Оливер воткнул сигарету в пепельницу и потушил ее. Он снова перегнулся через Викторию и поставил пепельницу на пол. Она почувствовала, что улыбается в темноте, и сказала:
— Ты знаешь, я думаю, что с гораздо большим удовольствием поеду в Бенхойл, чем куда бы то ни было.
— Ты забыла еще кое-что упомянуть. Ты едешь в Бенхойл со мной.
— И Томасом.
— Ты едешь в Бенхойл со мной и Томасом.
— Ничего лучше я и вообразить не могу.
Оливер нежно положил руку ей на живот; медленно-медленно его рука заскользила вверх по ее телу, а потом легла на маленькую обнаженную грудь.
— А я могу, — сказал он.
5. ВОСКРЕСЕНЬЕ
В середине февраля пришли зимние холода. На Рождество было солнечно, а в Новый год тихо и тепло, и все последующие зимние дни текли медленно и безбурно, с небольшими дождями и легкими морозцами. «Наверное, нам повезет», — говорили не очень сведущие люди, однако пастухи и фермеры с гор, умудренные опытом, думали иначе. Они приглядывались к небу, принюхивались к ветру и знали, что худшее еще впереди. Зима просто притаилась. Она выжидала.
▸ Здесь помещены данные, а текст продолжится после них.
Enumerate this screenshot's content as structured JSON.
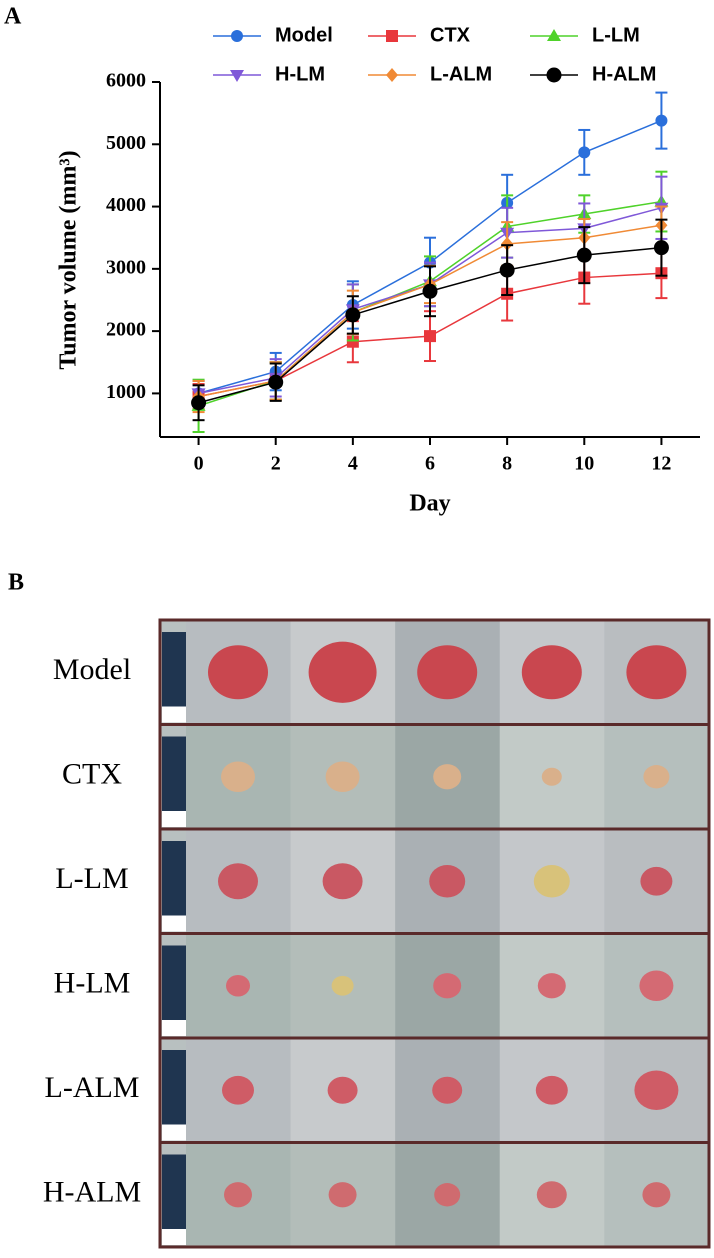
{
  "chart_data": {
    "type": "line",
    "panel_label": "A",
    "xlabel": "Day",
    "ylabel": "Tumor volume (mm³)",
    "x": [
      0,
      2,
      4,
      6,
      8,
      10,
      12
    ],
    "xlim": [
      -1,
      13
    ],
    "xticks": [
      0,
      2,
      4,
      6,
      8,
      10,
      12
    ],
    "ylim": [
      300,
      6000
    ],
    "yticks": [
      1000,
      2000,
      3000,
      4000,
      5000,
      6000
    ],
    "series": [
      {
        "name": "Model",
        "color": "#2a6fdb",
        "marker": "circle",
        "values": [
          1000,
          1350,
          2420,
          3100,
          4060,
          4870,
          5380
        ],
        "errors": [
          200,
          300,
          380,
          400,
          450,
          360,
          450
        ]
      },
      {
        "name": "CTX",
        "color": "#e8373c",
        "marker": "square",
        "values": [
          950,
          1200,
          1830,
          1920,
          2600,
          2860,
          2930
        ],
        "errors": [
          200,
          300,
          330,
          400,
          430,
          420,
          400
        ]
      },
      {
        "name": "L-LM",
        "color": "#4fd22a",
        "marker": "triangle-up",
        "values": [
          800,
          1200,
          2300,
          2800,
          3680,
          3880,
          4080
        ],
        "errors": [
          420,
          300,
          450,
          400,
          500,
          300,
          480
        ]
      },
      {
        "name": "H-LM",
        "color": "#7f58d8",
        "marker": "triangle-down",
        "values": [
          1000,
          1250,
          2350,
          2750,
          3580,
          3650,
          3980
        ],
        "errors": [
          200,
          300,
          400,
          350,
          400,
          400,
          500
        ]
      },
      {
        "name": "L-ALM",
        "color": "#f08a35",
        "marker": "diamond",
        "values": [
          950,
          1200,
          2300,
          2750,
          3400,
          3500,
          3700
        ],
        "errors": [
          250,
          300,
          350,
          300,
          350,
          300,
          300
        ]
      },
      {
        "name": "H-ALM",
        "color": "#000000",
        "marker": "big-circle",
        "values": [
          850,
          1180,
          2260,
          2640,
          2980,
          3220,
          3340
        ],
        "errors": [
          280,
          300,
          300,
          400,
          400,
          450,
          450
        ]
      }
    ]
  },
  "photo_panel": {
    "label": "B",
    "rows": [
      "Model",
      "CTX",
      "L-LM",
      "H-LM",
      "L-ALM",
      "H-ALM"
    ]
  }
}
Настоящие морозы грянули в начале месяца. После этого пошел снег, затем подули штормовые ветра. «Пришли прямо с Урала», — говорил Родди Данбит, прислушиваясь к завыванию пронизывающего ветра с моря. Море стало серым, свирепым и мрачным, как аспидно-серый мокрый шифер; волны прибоя с белыми гребнями набегали на песчаный берег Кригана и оставляли длинную полосу самого разного мусора: старые коробки из-под рыбы, порванные сети, спутанные веревки, пластиковые бутылки из-под моющих средств, резиновые покрышки и даже изуродованные башмаки.